The NiCOlit dataset is accessible here.
A description of the different folders is given below :
- aqc_utils : this folder contains usefull tools released by Auto-QChem.
- data :
- the NiCOlit dataset downloadable here.
- HTE : HTE datasets published by D. T. Ahneman et al. and A. B. Santanilla et al. and used in a publication of P. Scwhaller.
- utils : csv files of DFT molecular featurization needed for DFT-featurization.
- rxnfp_featurization : csv files of Ahneman, Santanilla and NiCOlit datasets featurized with the RXNFP method.
- descriptors :
- preprocessing of the NiCOlit dataset.
- DFT and RDKit featurisation.
- images : All images displayed in the article.

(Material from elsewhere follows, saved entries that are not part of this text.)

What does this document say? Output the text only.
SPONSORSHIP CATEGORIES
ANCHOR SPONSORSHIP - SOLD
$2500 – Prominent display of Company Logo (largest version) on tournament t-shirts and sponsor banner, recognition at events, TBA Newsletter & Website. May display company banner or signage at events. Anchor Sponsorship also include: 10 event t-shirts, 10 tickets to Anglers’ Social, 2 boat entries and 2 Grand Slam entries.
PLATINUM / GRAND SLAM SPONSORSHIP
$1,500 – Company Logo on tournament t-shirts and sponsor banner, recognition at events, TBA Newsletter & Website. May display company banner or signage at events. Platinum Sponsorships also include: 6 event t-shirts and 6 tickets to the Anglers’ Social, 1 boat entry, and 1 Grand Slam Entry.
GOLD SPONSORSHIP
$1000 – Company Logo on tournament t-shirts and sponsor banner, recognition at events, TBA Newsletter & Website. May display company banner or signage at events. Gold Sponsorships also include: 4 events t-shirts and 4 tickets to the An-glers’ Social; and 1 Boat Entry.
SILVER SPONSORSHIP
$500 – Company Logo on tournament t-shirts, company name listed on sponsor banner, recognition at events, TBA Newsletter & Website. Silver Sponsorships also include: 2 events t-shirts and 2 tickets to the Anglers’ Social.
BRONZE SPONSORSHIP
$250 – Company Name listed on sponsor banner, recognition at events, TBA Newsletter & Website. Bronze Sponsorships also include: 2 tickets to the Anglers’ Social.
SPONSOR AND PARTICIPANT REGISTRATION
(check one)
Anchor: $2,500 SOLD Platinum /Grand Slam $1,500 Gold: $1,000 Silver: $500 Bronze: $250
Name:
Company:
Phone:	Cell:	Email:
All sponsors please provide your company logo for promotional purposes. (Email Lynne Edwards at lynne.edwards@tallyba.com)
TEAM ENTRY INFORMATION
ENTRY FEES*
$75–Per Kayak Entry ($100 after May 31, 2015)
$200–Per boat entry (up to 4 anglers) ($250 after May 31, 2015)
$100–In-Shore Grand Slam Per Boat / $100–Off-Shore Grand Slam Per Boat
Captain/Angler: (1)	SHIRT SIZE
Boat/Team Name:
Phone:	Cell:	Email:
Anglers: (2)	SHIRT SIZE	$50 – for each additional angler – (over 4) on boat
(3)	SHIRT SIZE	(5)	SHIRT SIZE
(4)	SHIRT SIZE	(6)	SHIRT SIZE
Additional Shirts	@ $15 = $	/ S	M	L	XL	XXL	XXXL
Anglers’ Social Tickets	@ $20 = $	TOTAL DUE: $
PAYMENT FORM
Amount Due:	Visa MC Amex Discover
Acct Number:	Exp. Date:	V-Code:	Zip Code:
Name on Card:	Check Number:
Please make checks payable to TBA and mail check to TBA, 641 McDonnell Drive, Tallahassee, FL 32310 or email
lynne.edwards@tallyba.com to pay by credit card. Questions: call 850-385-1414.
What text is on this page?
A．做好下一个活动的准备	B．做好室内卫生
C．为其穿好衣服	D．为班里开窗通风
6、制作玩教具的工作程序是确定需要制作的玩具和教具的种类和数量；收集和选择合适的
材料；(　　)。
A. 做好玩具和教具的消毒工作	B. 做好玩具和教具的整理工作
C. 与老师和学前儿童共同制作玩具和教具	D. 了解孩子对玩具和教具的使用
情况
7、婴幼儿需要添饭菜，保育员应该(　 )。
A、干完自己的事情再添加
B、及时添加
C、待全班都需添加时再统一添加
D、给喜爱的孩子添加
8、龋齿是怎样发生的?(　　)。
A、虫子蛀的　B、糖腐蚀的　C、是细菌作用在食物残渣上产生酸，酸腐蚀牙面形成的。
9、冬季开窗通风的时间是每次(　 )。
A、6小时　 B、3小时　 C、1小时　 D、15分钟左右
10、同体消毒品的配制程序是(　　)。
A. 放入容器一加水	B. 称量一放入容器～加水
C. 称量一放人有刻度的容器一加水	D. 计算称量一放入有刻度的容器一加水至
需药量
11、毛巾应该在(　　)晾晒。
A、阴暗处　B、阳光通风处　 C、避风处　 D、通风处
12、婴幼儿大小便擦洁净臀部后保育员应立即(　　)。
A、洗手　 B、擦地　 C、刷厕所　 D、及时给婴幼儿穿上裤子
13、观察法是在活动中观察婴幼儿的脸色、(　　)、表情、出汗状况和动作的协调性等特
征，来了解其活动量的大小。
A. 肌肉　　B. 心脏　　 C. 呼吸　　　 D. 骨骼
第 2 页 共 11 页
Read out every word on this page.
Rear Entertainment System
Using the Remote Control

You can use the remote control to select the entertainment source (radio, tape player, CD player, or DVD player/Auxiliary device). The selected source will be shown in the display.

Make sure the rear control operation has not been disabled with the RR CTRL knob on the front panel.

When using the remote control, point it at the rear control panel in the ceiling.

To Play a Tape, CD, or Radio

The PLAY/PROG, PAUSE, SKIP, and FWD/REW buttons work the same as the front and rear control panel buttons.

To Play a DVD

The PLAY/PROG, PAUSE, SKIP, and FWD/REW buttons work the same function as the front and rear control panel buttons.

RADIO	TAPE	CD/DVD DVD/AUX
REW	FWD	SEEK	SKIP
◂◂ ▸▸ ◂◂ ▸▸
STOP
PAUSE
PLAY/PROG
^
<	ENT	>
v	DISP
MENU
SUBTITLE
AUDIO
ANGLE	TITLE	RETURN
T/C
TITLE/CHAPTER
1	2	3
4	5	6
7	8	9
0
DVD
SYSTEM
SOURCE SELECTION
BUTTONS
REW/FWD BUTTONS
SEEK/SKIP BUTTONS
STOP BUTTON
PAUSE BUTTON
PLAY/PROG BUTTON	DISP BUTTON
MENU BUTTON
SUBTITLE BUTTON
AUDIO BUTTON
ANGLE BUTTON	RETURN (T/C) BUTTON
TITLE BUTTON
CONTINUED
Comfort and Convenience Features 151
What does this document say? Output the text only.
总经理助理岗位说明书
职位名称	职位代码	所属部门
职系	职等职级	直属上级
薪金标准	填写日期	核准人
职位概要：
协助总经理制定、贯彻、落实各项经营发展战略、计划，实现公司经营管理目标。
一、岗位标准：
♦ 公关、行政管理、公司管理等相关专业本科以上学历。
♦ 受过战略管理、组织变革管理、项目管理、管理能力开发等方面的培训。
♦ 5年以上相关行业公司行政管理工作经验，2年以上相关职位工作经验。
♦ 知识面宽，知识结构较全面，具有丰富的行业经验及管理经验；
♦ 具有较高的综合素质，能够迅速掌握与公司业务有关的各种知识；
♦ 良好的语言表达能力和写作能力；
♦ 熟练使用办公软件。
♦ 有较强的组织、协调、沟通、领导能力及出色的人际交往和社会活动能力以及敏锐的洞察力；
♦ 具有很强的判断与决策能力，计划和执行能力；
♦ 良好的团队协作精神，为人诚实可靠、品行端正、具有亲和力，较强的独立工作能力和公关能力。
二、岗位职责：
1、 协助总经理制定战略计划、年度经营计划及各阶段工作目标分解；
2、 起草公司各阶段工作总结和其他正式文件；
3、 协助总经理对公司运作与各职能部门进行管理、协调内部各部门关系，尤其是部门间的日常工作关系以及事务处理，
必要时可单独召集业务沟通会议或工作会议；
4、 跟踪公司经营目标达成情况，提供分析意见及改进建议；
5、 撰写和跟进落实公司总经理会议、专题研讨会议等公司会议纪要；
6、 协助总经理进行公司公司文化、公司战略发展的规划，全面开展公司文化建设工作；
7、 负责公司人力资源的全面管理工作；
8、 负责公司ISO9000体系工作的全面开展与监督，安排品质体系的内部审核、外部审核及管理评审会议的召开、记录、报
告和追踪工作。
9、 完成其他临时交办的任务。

- notebooks_dft : All notebooks allowing to compute the DFT featurizations of molecules in the dataset
- notebooks_ord : All notebooks necessary for producing the csv for ORD submission of NiCOlit
- notebooks_dataset_analysis:
- 01_visualization_chemical_analysis: Displays the relative occurences of coupling-partner/substrate/ligand pairs in NiCOlit (Figure 1 of the paper)
- 02_visualization_diversity_and_scope_optimization_structure: Analysis of the dataset's chemical diversity and scope optimisation structure (Figure 2 and 3 of the paper)
- 03_visualization_chemical_space_exploration: Displays the dataset with an analysis of DOI/coupling partners/substrate repartition within the dataset (Figure 4 of the paper)
- 04_visualization_nickel_precursors: visualiszing catalysts precursors
- notebooks_prediction_results: all notebooks necessary to run the different machine learning models
- notebooks_prediction_visualisation: all notebooks necessary to analyze the predictions of machine learning models
Best use with following requirements :
pip install -r requirements.txt
In order to reproduce the figures and experimens from the paper, you can run in order the notebooks in the different notebooks sections (except the ones in the notebooks_dft, that were used to compute the DFT descriptors which are direclty accessible in the data folder). The only prerequisite is running the notebooks from notebooks_prediction_results before those from notebooks_prediction_visualization.